According to the latest edition of the annual FTSE Women Leaders Review, just over a third of people (35.3%) in leadership roles at FTSE 350 companies are women. Progress is being made, but it’s still not enough.
While the proportion of women in leadership roles has been steadily rising year on year, a clear imbalance remains. Last year, a report from People Managing People found there are more chief executives named Andrew and Simon (12) than female bosses (10) in the FTSE 100. Despite gradual progress, at the highest level women are still lacking seats at the boardroom table.
Bigger picture
As of 2024, men hold over 85% of Fortune 500 CEO roles and more than 90% of head-of-state positions worldwide. The handful of women who reach these heights are often celebrated for simply being there, regardless of how transformational their leadership is. How can we progress beyond C-suite appointments that feel performative? Across the board, how can leadership better reflect the populations it serves?
Data-led insights highlight this discrepancy in how women leaders are traditionally perceived and how they perform. A 2021 McKinsey report found that companies with more than 30% women in leadership roles are significantly more likely to outperform those with fewer women in key decision-making positions.
Meanwhile, research by the Harvard Business Review shows that women in leadership are often rated higher than men by their peers on competencies like resilience, integrity, empathy, and collaboration – traits arguably that are most critical for leading in today’s volatile world.
Leadership qualities
These findings are not limited to the business sector. In the political sphere, countries led by women during the Covid-19 pandemic, such as New Zealand under Jacinda Ardern and Germany under Angela Merkel, outperformed their peers in terms of lower infection rates and faster economic recovery, according to a study published by the Centre for Economic Policy Research.
Evidently, the chauvinistic values that we have typically attributed to ‘strong’ leaders need to be reevaluated. This is central in a political climate in which figures like Donald Trump, Xi Jinping, Vladimir Putin, Narendra Modi, and others are making decisions that affect billions. We need to interrogate whether these decisions, often framed by models of leadership centred on dominance, competition, and control, should be lauded as the holy grail of authority.
Importantly, studies have shown that men and women bring different strengths to leadership.

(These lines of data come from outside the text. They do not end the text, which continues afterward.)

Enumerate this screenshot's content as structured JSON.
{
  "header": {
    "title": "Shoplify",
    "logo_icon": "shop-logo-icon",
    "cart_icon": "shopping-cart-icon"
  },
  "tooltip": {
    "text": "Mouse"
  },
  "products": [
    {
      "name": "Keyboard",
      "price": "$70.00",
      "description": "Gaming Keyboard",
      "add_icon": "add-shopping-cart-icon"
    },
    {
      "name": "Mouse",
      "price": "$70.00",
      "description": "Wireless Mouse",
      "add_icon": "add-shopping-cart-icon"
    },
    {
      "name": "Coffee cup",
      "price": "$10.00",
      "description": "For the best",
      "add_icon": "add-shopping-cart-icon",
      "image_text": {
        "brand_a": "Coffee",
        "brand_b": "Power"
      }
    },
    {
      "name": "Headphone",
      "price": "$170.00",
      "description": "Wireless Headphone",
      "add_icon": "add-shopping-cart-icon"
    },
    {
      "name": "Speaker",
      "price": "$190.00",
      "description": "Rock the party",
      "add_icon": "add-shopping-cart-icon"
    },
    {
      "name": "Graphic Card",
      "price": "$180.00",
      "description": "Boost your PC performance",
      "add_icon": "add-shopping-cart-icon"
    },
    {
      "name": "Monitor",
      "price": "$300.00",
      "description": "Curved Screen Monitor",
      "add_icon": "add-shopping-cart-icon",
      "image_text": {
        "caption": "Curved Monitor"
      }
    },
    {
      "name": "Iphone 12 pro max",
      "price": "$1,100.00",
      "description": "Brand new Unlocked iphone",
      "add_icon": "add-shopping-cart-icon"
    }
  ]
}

This is not a case of ‘female CEO good, male CEO bad’. Studies suggest that men often focus more on task orientation, rapid decision-making, and risk-taking, while women are more likely to emphasise collaboration, long-term thinking, and inclusive communication. Neither approach is inherently better, but when leadership is dominated by one style alone, important perspectives and opportunities can be missed. With the modern world’s myriad complex challenges, diversity of thought, perspective and skill set is what truly defines effective leadership in 2025.
Long-term goals
Elevating more women to leadership roles would entail greater emphasis on long-term planning over short-term wins, more collaborative, less hierarchical decision-making structures, higher prioritisation of social infrastructure (such as healthcare, education, and childcare) and a leadership culture that prizes empathy as strength, not weakness.
The world is overdue for a leadership revolution – one where women are not the exception at the table, but equal partners designing the future. At Friisberg & Partners International, we help our clients find the very best leaders – regardless of gender – who can drive real, lasting success.
Diverse leadership teams aren’t just good for business, they are essential for building a better future. By focusing on skills, vision and values, we ensure that organisations are led by those best equipped to meet today’s challenges – and tomorrow’s opportunities.